Dusk in the city of New California Republic, the finale of yet another day of thievery and foul talk, trolls awakening from their light slumber, shuffling in the shadows and on the worldmap, waiting, baiting. There in the eastern corner of the Bazaar, clad in robes shabby and threadbare from centuries of fallout, alongside mutated freaks of the wasteland, stands the once great Boss Viking of the north, hated by many, admired by some, known by all: Now but a mockery of his former self, watching the bluesuits as they come and go.
Verily, he says, addressing no one in particular, or perhaps the knave sneaking next to him with a broken grease gun, 'tis not the horrors of war that ruins the spirit of a man, by Odin this much I've learned. His voice is deep and scarred, like the cloth of a heathen, drawn and quartered, soaked in whiskey and left to dry over the open fire.

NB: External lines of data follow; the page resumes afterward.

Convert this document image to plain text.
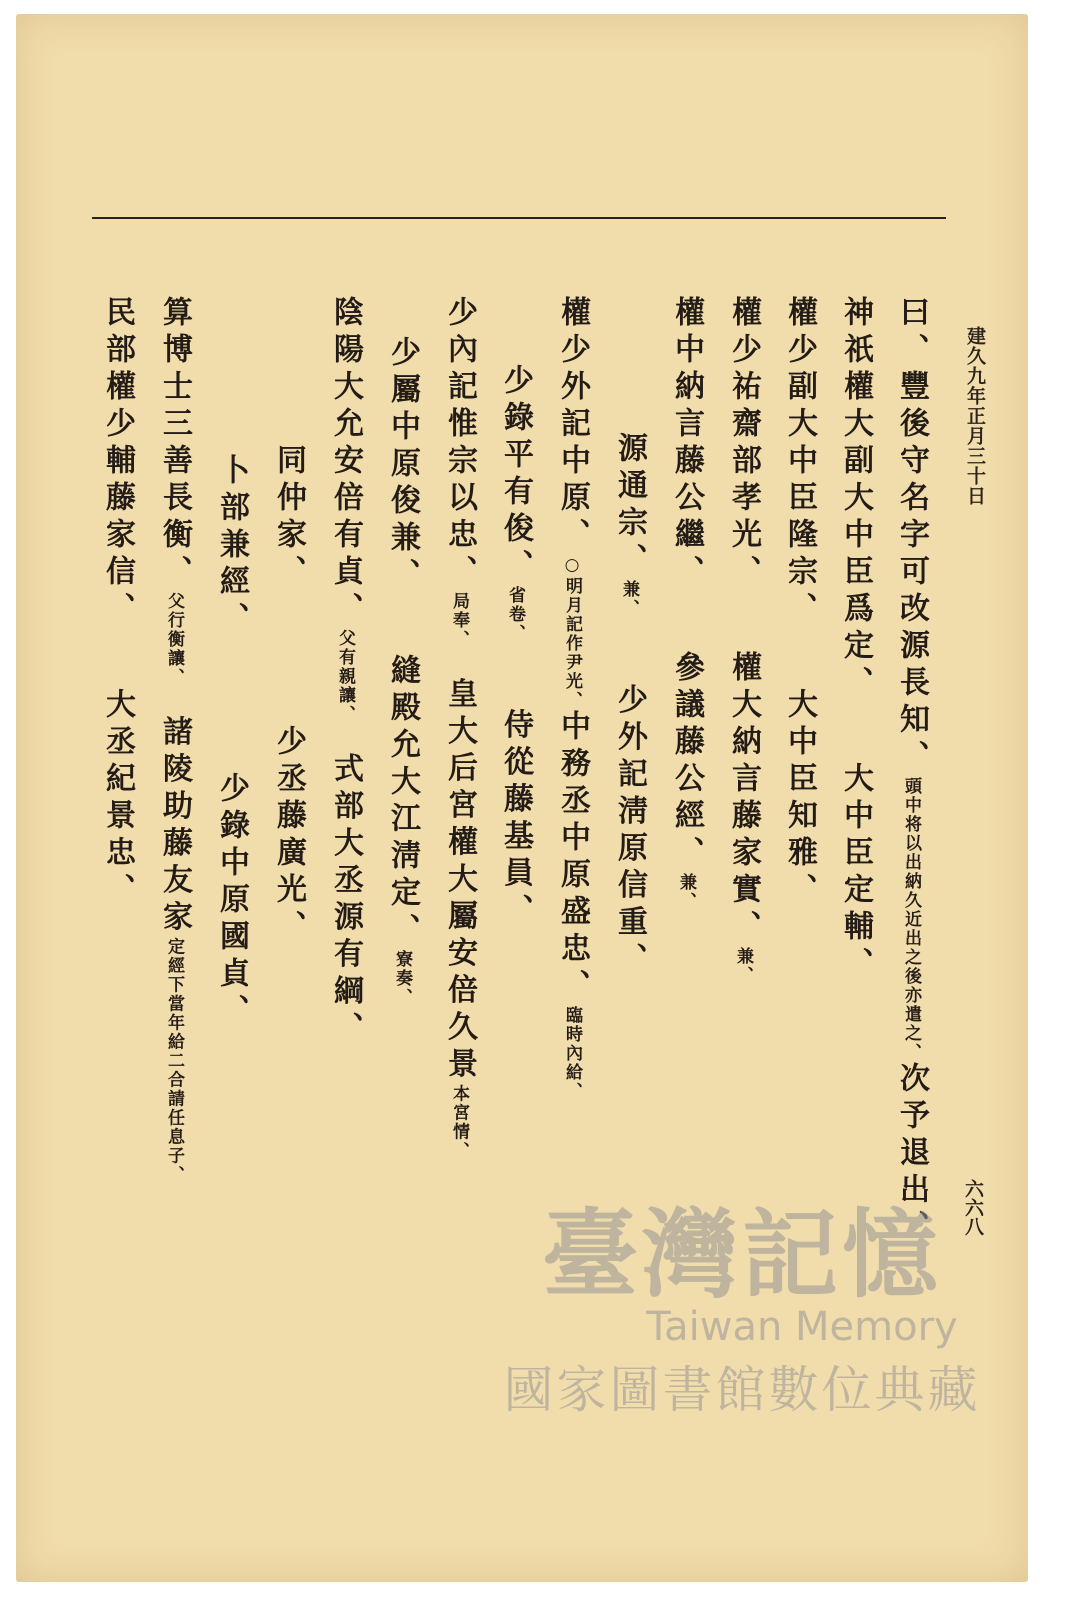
建久九年正月三十日
六六八
曰、豐後守名字可改源長知、頭中将以出納久近出之後亦遣之、次予退出、
神祇權大副大中臣爲定、　　大中臣定輔、
權少副大中臣隆宗、　　大中臣知雅、
權少祐齋部孝光、　　權大納言藤家實、兼、
權中納言藤公繼、　　參議藤公經、兼、
源通宗、兼、　　少外記淸原信重、
權少外記中原、○明月記作尹光、中務丞中原盛忠、臨時內給、
少錄平有俊、省卷、　　侍從藤基員、
少內記惟宗以忠、局奉、　皇大后宮權大屬安倍久景本宮情、
少屬中原俊兼、　　縫殿允大江淸定、寮奏、
陰陽大允安倍有貞、父有親讓、　式部大丞源有綱、
同仲家、　　　　少丞藤廣光、
卜部兼經、　　　　少錄中原國貞、
算博士三善長衡、父行衡讓、　諸陵助藤友家定經下當年給二合請任息子、
民部權少輔藤家信、　　大丞紀景忠、
臺灣記憶
Taiwan Memory
國家圖書館數位典藏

For I have one hexed many men, and countless are the times I've watched Redding burn. I've seen the cornfields of Klamath watered with blood, and the streets of New Reno littered with corpses, victims of the jet, slain by my own hands. Where others would fail, I have remained steadfast and true, guarding toilets and collecting taxes from the slavers of the Den. Many are the gruesome wounds I've endured, and more numerous still the ones I've inflicted upon my enemies. Yet my will kept strong and my mind sharp like the blade of my throwing knives, when throwing knives were still good.
It is not the merciless sacrifice of waves upon waves of the einherjar, who now feasts upon Sæhrímnir and prepares every night for the great battle of Ragnarök, nor is it the grisly remains of a militia before my blood spattered feet, once full, now but a heap of mutilated corpses, mocking the god of war and thunder. It is not the pillaging or the base raping, the slaughter of women and children or the futile sacrifice of numerous slaves, melting away on the exit grids of Broken Hills; it is neither of these things that brings a Viking to his knees.
Nay, for it is the never ending grind of the moles and the squeal they produce as their heads pop that can never be unheard.
The night has come. A C4 explosion briefly shakes the ground, then all is quiet once more. The Boss Viking is staring into the void, his mind, haunted by encounters of the past, is now far away from keyboard. Somewhere in the north, a bluesuit kills a mutated molerat for the first time.